Saturday, September 23, 2006

HSAs and the privatization of pay for health care

At one point I was brooding over the idea that the privatization of pay for health care could work for Canadians (see comments section).

Well, I'm decisive now: such a scheme is not in the best interest of Canadians. Since my last post on this subject I've dropped some hints on how I feel about the application of a free market system on health care services in general.

My research since then is consistently showing me the same result: Canada's labour force and demography is not well-suited for the kind of privatized health care schemes that have been most widely proposed. I've barely scratched the surface of this subject, but perhaps I'll post some of my preliminary research here at some point. That said, nothing should be expected from me too soon -- I'm a nit-picker.
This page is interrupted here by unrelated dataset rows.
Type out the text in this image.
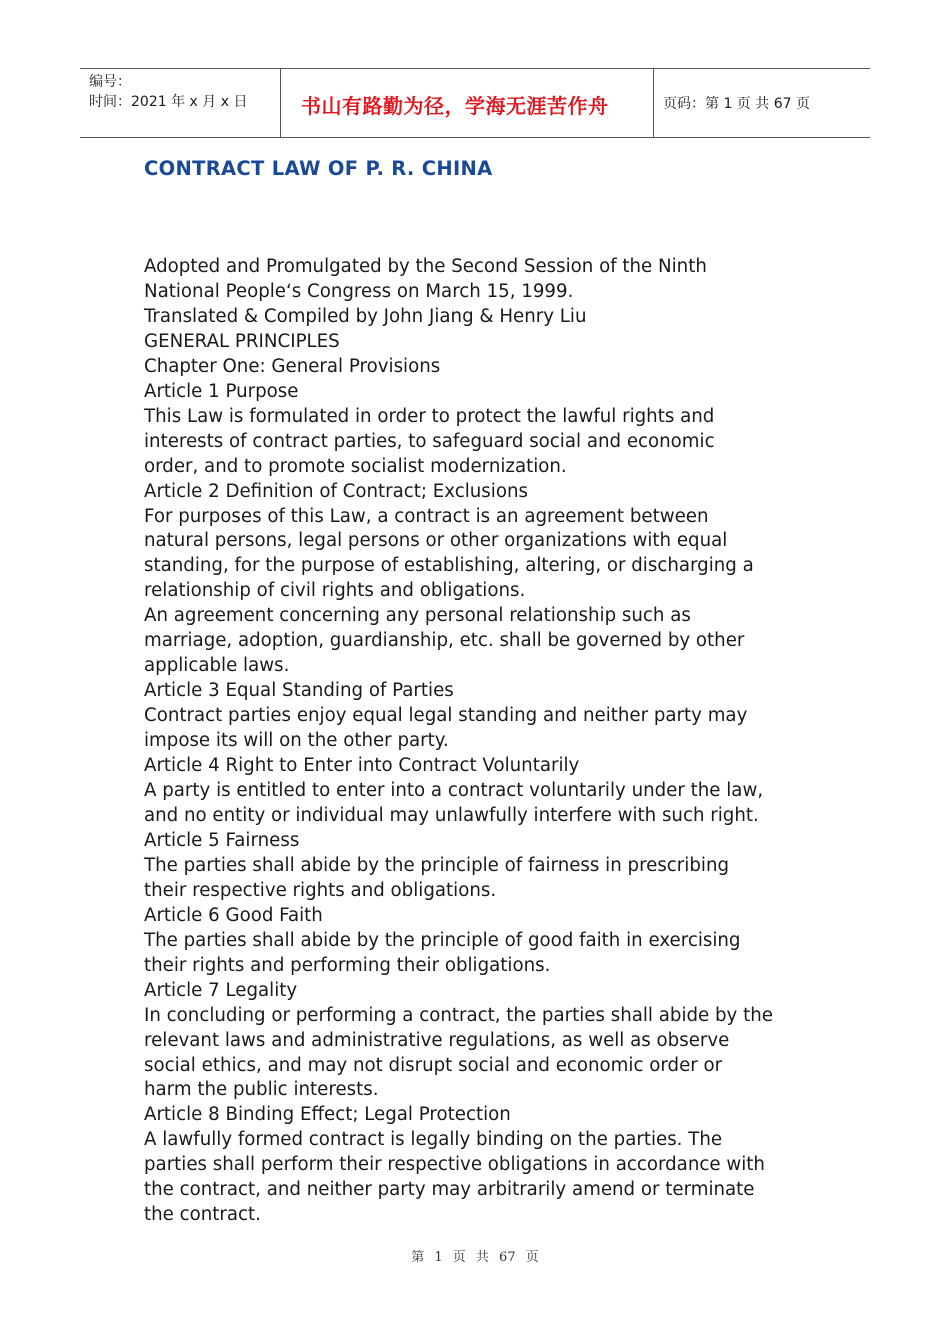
编号：
时间：2021 年 x 月 x 日	书山有路勤为径，学海无涯苦作舟	页码：第 1 页 共 67 页
CONTRACT LAW OF P. R. CHINA

Adopted and Promulgated by the Second Session of the Ninth

National People‘s Congress on March 15, 1999.

Translated & Compiled by John Jiang & Henry Liu

GENERAL PRINCIPLES

Chapter One: General Provisions

Article 1 Purpose

This Law is formulated in order to protect the lawful rights and

interests of contract parties, to safeguard social and economic

order, and to promote socialist modernization.

Article 2 Definition of Contract; Exclusions

For purposes of this Law, a contract is an agreement between

natural persons, legal persons or other organizations with equal

standing, for the purpose of establishing, altering, or discharging a

relationship of civil rights and obligations.

An agreement concerning any personal relationship such as

marriage, adoption, guardianship, etc. shall be governed by other

applicable laws.

Article 3 Equal Standing of Parties

Contract parties enjoy equal legal standing and neither party may

impose its will on the other party.

Article 4 Right to Enter into Contract Voluntarily

A party is entitled to enter into a contract voluntarily under the law,

and no entity or individual may unlawfully interfere with such right.

Article 5 Fairness

The parties shall abide by the principle of fairness in prescribing

their respective rights and obligations.

Article 6 Good Faith

The parties shall abide by the principle of good faith in exercising

their rights and performing their obligations.

Article 7 Legality

In concluding or performing a contract, the parties shall abide by the

relevant laws and administrative regulations, as well as observe

social ethics, and may not disrupt social and economic order or

harm the public interests.

Article 8 Binding Effect; Legal Protection

A lawfully formed contract is legally binding on the parties. The

parties shall perform their respective obligations in accordance with

the contract, and neither party may arbitrarily amend or terminate

the contract.

第 1 页 共 67 页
Today I just want to comment on Health Savings Accounts (HSAs). The GAO has recently released a paper which states that HSAs act as tax shelters for the rich (h/t Mark Thoma). I have two comments on this and on HSAs in general.

First, the GAO report isn't too much of a surprise to most people, but it highlights another piece of the wage/productivity puzzle posed by Prof Stephen Gordon (which he later re-visited, as noted on the linked post). He has said that wages are growing at the same rate as worker productivity in Canada, while U.S. wages are growing at a lesser rate than U.S. productivity. HSAs may offer yet another answer for this discrepency between the two countries. Since the U.S. introduced HSA's in 2004, this optional benefit has represented yet another reason for U.S. wages to face downward pressure as deductions on paycheques increase for high-income earners especially.
My second point is closely related and has to do with the distortion of data used to illustrate the rich-poor gap. Consider employer-provided benefit packages held by a range of income earners in the U.S.A. To the highest earners, health fees are an insignificant proportion of their income. They will spend their money on whichever services are best. Mid-to-high income earners are more likely than low income earners to opt for HSAs and accept the greatest possible coverage offered by their employer, most especially if they see this to be beneficial to their individual needs. Meanwhile, studies have shown that low-income earners are less likely to accept the same wide coverage from their employer (although if they work for the same firm as upper-income individuals, they may not have a choice under employer benefit nondiscrimination rules), or they may decline altogether. And, of course, they are relatively less likely to opt for HSA's.
Given this, what do we see? If we forget about the highest income-earners, we should be seeing a decrease in wage differentials once benefits are deducted. Yet studies have shown that non-benefit wage differentials within this group of the population are not decreasing in the U.S., they are increasing. Imagine that employer provided benefits and HSAs were accounted for. What do we see now? I see a magnification of wage differentials. Have I got this wrong?
Economist Marc Lee recently stated on the REP blog:
It is fascinating to me that in the wake of the Chaoulli decision by the Supreme Court private options are becoming more commonplace in Canada, just as more and more sensible people in the US are calling for a Canadian-style universal public insurance model.
I imagine that I'll be nodding my head in agreement more vigorously as I delve deeper into this subject.